Salvini urges 'no clemency' after alleged gang rape in Catania

ROME — A leader of Italy's right-wing government seized Feb. 4 on the alleged rape of a 13-year-old girl by Egyptian nationals in Catania to advocate with renewed energy for an immigration crackdown and harsher punishments for sex offenders.
"Do not come to me talking about 'tolerance' or 'mistakes,' deputy prime minister Matteo Salvini wrote in a statement Sunday. "There can be no clemency in the face of horrors like these."
Catania police said that seven young men began harassing the alleged victim as she walked with her boyfriend through Villa Bellini, Catania's largest public park, last week. The group allegedly forced the couple into the park's public restroom, where two of the boys assaulted the girl as the others restrained her boyfriend. The couple broke free after a half-hour struggle, judicial sources said.
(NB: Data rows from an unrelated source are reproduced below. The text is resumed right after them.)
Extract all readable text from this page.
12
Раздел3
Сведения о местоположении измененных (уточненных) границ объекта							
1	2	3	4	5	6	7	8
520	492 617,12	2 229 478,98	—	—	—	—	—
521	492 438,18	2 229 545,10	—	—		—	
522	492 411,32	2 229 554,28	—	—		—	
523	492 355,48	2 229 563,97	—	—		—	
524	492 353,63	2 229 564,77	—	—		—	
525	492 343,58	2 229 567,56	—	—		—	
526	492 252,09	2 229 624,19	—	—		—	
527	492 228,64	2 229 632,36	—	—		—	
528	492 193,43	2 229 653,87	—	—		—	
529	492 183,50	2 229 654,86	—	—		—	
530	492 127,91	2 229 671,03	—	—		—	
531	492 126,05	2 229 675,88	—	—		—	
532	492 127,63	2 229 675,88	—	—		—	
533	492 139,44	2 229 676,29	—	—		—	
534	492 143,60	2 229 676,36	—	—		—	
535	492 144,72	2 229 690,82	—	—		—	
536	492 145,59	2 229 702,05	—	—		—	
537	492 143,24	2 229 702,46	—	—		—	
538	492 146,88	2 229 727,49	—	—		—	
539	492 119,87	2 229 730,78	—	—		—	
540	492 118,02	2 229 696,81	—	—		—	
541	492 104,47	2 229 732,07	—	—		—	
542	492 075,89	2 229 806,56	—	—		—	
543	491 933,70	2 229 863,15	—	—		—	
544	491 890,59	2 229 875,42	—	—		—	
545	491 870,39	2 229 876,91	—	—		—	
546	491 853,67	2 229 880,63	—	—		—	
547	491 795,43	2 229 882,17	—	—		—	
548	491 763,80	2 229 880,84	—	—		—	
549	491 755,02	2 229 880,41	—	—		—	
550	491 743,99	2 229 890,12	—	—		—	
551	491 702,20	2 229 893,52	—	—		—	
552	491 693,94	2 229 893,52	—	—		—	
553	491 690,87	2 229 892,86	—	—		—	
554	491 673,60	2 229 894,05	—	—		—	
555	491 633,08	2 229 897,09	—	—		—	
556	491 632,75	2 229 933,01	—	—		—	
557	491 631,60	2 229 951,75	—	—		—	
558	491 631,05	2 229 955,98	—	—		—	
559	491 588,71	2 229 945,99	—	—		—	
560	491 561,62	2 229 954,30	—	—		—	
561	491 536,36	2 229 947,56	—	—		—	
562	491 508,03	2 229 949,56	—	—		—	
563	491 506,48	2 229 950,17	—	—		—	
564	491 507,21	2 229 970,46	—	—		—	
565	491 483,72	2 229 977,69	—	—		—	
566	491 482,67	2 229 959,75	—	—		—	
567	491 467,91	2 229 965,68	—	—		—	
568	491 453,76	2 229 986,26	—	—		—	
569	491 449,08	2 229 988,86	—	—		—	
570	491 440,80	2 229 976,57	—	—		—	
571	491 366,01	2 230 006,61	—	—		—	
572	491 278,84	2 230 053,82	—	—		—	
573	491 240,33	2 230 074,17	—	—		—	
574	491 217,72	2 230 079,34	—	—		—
The next day Catania prosecutors charged seven suspects, all between 15 and 19 years old, with group sexual assault. The victim identified three of the suspects, and her boyfriend the other four. Two have confessed to and cooperated with investigators, Catania law enforcement said in a press conference.
Prosecutors said each of the seven alleged perpetrators crossed illegally from Egypt to Sicily by barge between November 2021 and March 2023, during one of the largest waves of migration from North Africa to Sicily on record. They were protected from deportation by the legge Zampa: a measure passed by former prime minister Paolo Gentiloni's government in 2017 which guarantees unaccompanied foreign minors' right to stay on Italian soil until they are of age, and clears them a path — conditional on good behavior — to Italian residence in adulthood.
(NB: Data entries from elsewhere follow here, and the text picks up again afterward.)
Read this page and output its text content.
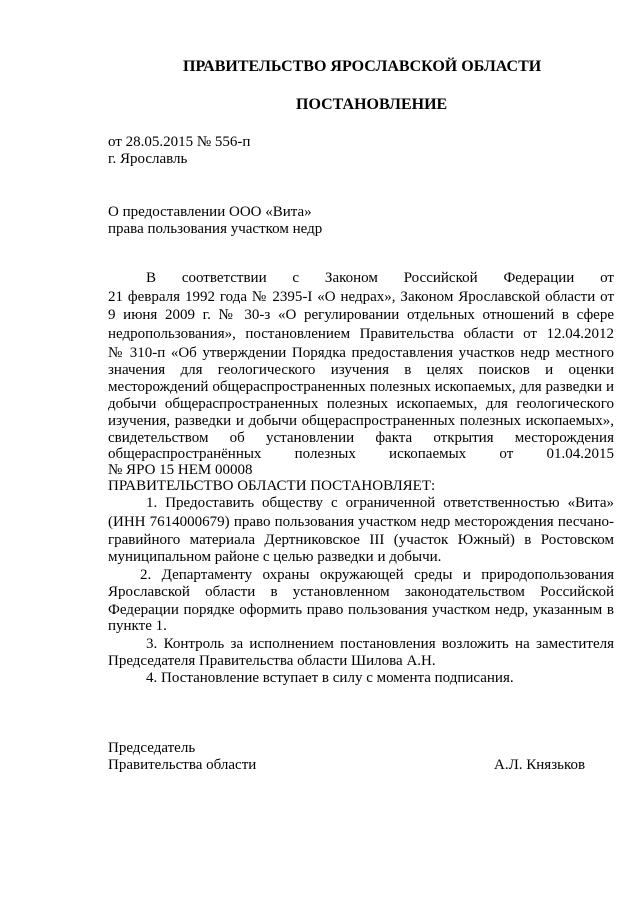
ПРАВИТЕЛЬСТВО ЯРОСЛАВСКОЙ ОБЛАСТИ
ПОСТАНОВЛЕНИЕ
от 28.05.2015 № 556-п
г. Ярославль
О предоставлении ООО «Вита»
права пользования участком недр
В соответствии с Законом Российской Федерации от
21 февраля 1992 года № 2395-I «О недрах», Законом Ярославской области от
9 июня 2009 г. № 30-з «О регулировании отдельных отношений в сфере
недропользования», постановлением Правительства области от 12.04.2012
№ 310-п «Об утверждении Порядка предоставления участков недр местного
значения для геологического изучения в целях поисков и оценки
месторождений общераспространенных полезных ископаемых, для разведки и
добычи общераспространенных полезных ископаемых, для геологического
изучения, разведки и добычи общераспространенных полезных ископаемых»,
свидетельством об установлении факта открытия месторождения
общераспространённых полезных ископаемых от 01.04.2015
№ ЯРО 15 НЕМ 00008
ПРАВИТЕЛЬСТВО ОБЛАСТИ ПОСТАНОВЛЯЕТ:
1. Предоставить обществу с ограниченной ответственностью «Вита»
(ИНН 7614000679) право пользования участком недр месторождения песчано-
гравийного материала Дертниковское III (участок Южный) в Ростовском
муниципальном районе с целью разведки и добычи.
2. Департаменту охраны окружающей среды и природопользования
Ярославской области в установленном законодательством Российской
Федерации порядке оформить право пользования участком недр, указанным в
пункте 1.
3. Контроль за исполнением постановления возложить на заместителя
Председателя Правительства области Шилова А.Н.
4. Постановление вступает в силу с момента подписания.
Председатель
Правительства области	А.Л. Князьков
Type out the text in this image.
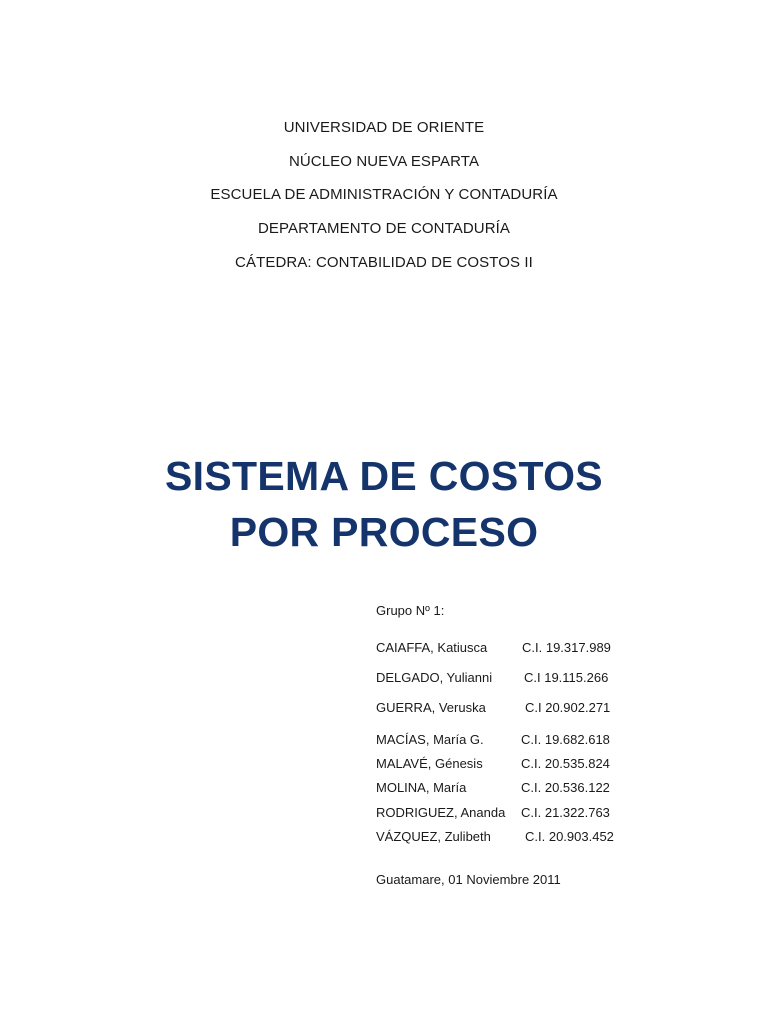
UNIVERSIDAD DE ORIENTE
NÚCLEO NUEVA ESPARTA
ESCUELA DE ADMINISTRACIÓN Y CONTADURÍA
DEPARTAMENTO DE CONTADURÍA
CÁTEDRA: CONTABILIDAD DE COSTOS II
SISTEMA DE COSTOS
POR PROCESO
Grupo Nº 1:
CAIAFFA, Katiusca	C.I. 19.317.989
DELGADO, Yulianni C.I 19.115.266
GUERRA, Veruska	C.I 20.902.271
MACÍAS, María G.	C.I. 19.682.618
MALAVÉ, Génesis	C.I. 20.535.824
MOLINA, María	C.I. 20.536.122
RODRIGUEZ, Ananda C.I. 21.322.763
VÁZQUEZ, Zulibeth	C.I. 20.903.452
Guatamare, 01 Noviembre 2011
The suspects lived together in a Catania shelter designated for youth protected by the Zampa law. At the shelter they received Italian lessons, trade training, apprenticeships and, ultimately, jobs mainly in the catering, construction, and tourism industries, staff members said. The two alleged perpetrators who cooperated with law enforcement were both awaiting visas which would have allowed them to stay longterm in the country.
The accusations against them show, said Lega Sicilia secretary Antonio Carrà, that what Lega has “always said on the issue of immigration was not demagoguery.” The "national policy pursued over the past decades by the left on immigration, security and justice has failed," he said. "The State must be strong in controlling the borders."
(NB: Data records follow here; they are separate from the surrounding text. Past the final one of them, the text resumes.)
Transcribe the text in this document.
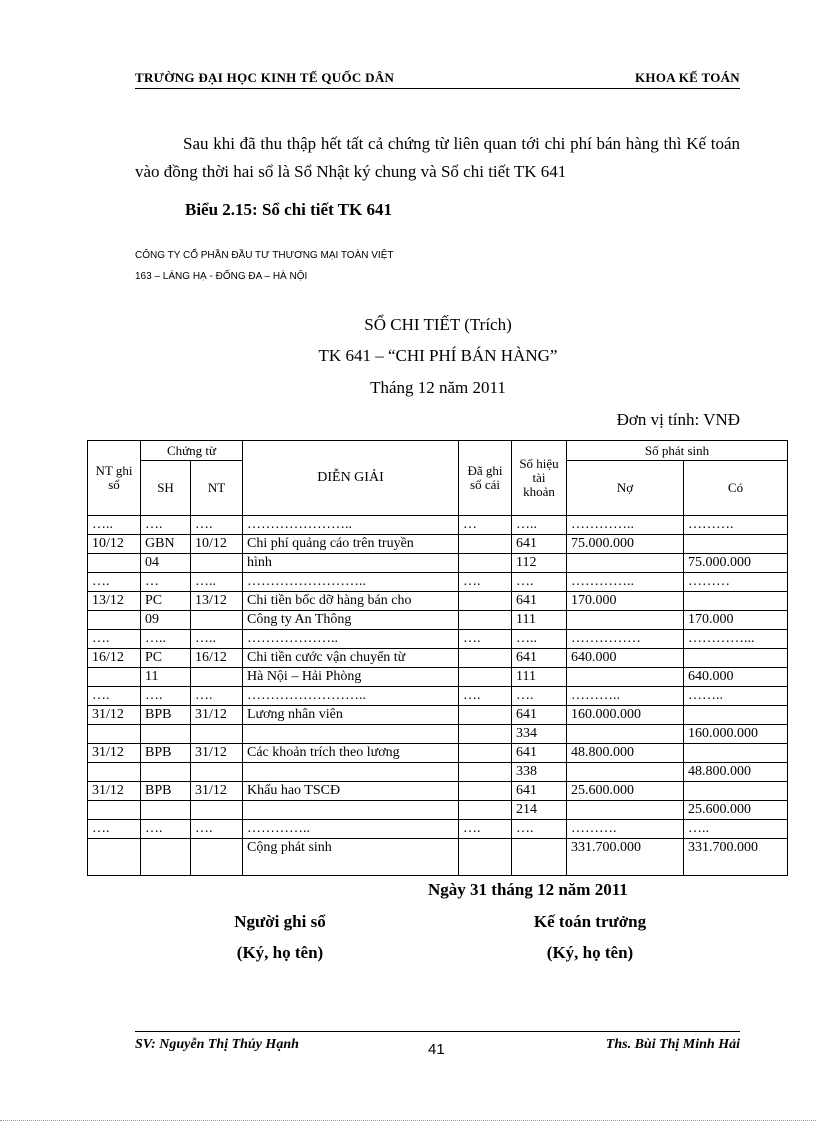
TRƯỜNG ĐẠI HỌC KINH TẾ QUỐC DÂN	KHOA KẾ TOÁN
Sau khi đã thu thập hết tất cả chứng từ liên quan tới chi phí bán hàng thì Kế toán vào đồng thời hai sổ là Sổ Nhật ký chung và Sổ chi tiết TK 641
Biểu 2.15: Sổ chi tiết TK 641
CÔNG TY CỔ PHẦN ĐẦU TƯ THƯƠNG MẠI TOÀN VIỆT
163 – LÁNG HẠ - ĐỐNG ĐA – HÀ NỘI
SỔ CHI TIẾT (Trích)
TK 641 – “CHI PHÍ BÁN HÀNG”
Tháng 12 năm 2011
Đơn vị tính: VNĐ
NT ghi sổ	Chứng từ		DIỄN GIẢI	Đã ghi sổ cái	Số hiệu tài khoản	Số phát sinh	
	SH	NT				Nợ	Có
…..	….	….	…………………..	…	…..	…………..	……….
10/12	GBN	10/12	Chi phí quảng cáo trên truyền		641	75.000.000	
	04		hình		112		75.000.000
….	…	…..	……………………..	….	….	…………..	………
13/12	PC	13/12	Chi tiền bốc dỡ hàng bán cho		641	170.000	
	09		Công ty An Thông		111		170.000
….	…..	…..	………………..	….	…..	……………	…………...
16/12	PC	16/12	Chi tiền cước vận chuyển từ		641	640.000	
	11		Hà Nội – Hải Phòng		111		640.000
….	….	….	……………………..	….	….	………..	……..
31/12	BPB	31/12	Lương nhân viên		641	160.000.000	
					334		160.000.000
31/12	BPB	31/12	Các khoản trích theo lương		641	48.800.000	
					338		48.800.000
31/12	BPB	31/12	Khấu hao TSCĐ		641	25.600.000	
					214		25.600.000
….	….	….	…………..	….	….	……….	…..
			Cộng phát sinh			331.700.000	331.700.000
Ngày 31 tháng 12 năm 2011
Người ghi sổ
(Ký, họ tên)
Kế toán trưởng
(Ký, họ tên)
SV: Nguyễn Thị Thúy Hạnh	41	Ths. Bùi Thị Minh Hải
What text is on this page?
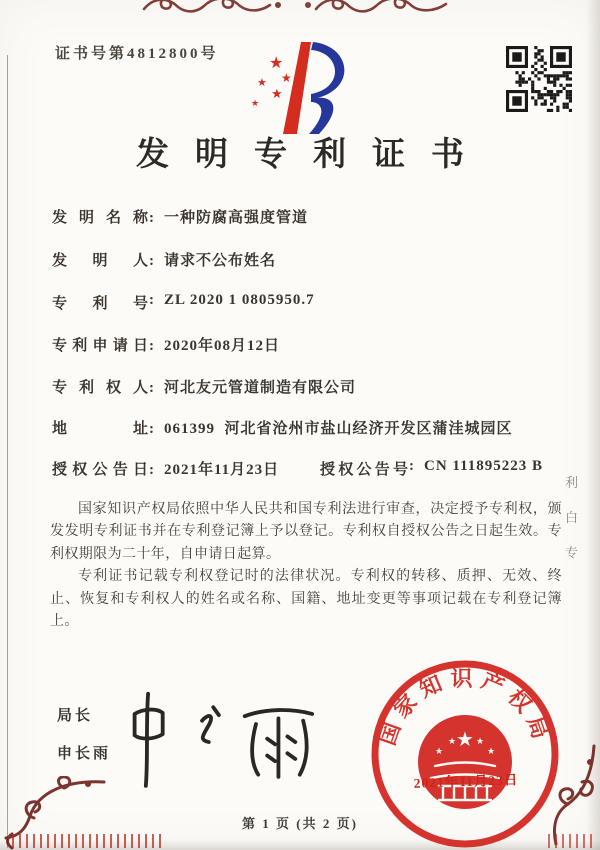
证书号第4812800号	★
★
★
★
★
发明专利证书
发明名称: 一种防腐高强度管道
发明人: 请求不公布姓名
专利号: ZL 2020 1 0805950.7
专利申请日: 2020年08月12日
专利权人: 河北友元管道制造有限公司
地址: 061399  河北省沧州市盐山经济开发区蒲洼城园区
授权公告日: 2021年11月23日	授权公告号: CN 111895223 B

国家知识产权局依照中华人民共和国专利法进行审查，决定授予专利权，颁发发明专利证书并在专利登记簿上予以登记。专利权自授权公告之日起生效。专利权期限为二十年，自申请日起算。

专利证书记载专利权登记时的法律状况。专利权的转移、质押、无效、终止、恢复和专利权人的姓名或名称、国籍、地址变更等事项记载在专利登记簿上。

利
白
专
局长
申长雨
国家知识产权局
★
★
★ ★
★
2021年11月23日
第 1 页 (共 2 页)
This is the latest in a recent string of gang rapes to make headlines in Italy. Last July in Palermo, seven men filmed themselves raping a 19-year-old woman. In late August, the case of nine boys who repeatedly raped 10- and 12-year-old cousins in Caivano, a city northeast of Naples, prompted national outrage.
Prime minister Giorgia Meloni has stuck to a law-and-order message when addressing the rapes. She promised in a September visit to Caivano to expand its police force and to spearhead a crackdown on “criminality, illegality, drugs.” In a planned visit to Catania last weekend, Meloni assured the victim's family that “the State is here, and will ensure that justice will be served.”
Salvini responded to news of the Catania attack with a less measured tone, and a return to a familiar playbook. “There is only one cure” for the seven alleged rapists, he wrote in his Sunday statement: “Chemical castration.”
His Lega Nord in September introduced a Senate bill which would force all repeat sex offenders or offenders with child victims to undergo chemical castration, a hormone therpay which blocks testosterone production. "A prison sentence is not enough," Salvini said. In 2018 and again in 2019, Meloni’s Fratelli d’Italia proposed ruling the procedure a condition for parole for convicted pedophiles and recidivist rapists.
FdI's proposals, and Lega's bill, have so far gained little traction. "Shrieking" about chemical castration "may yield some easy political consensus, but it solves absolutely nothing," said Partito Democratico deputy Laura Boldrini last summer. But Salvini wrote on Sunday that he counts on Lega's bill “to be voted on as soon as possible.”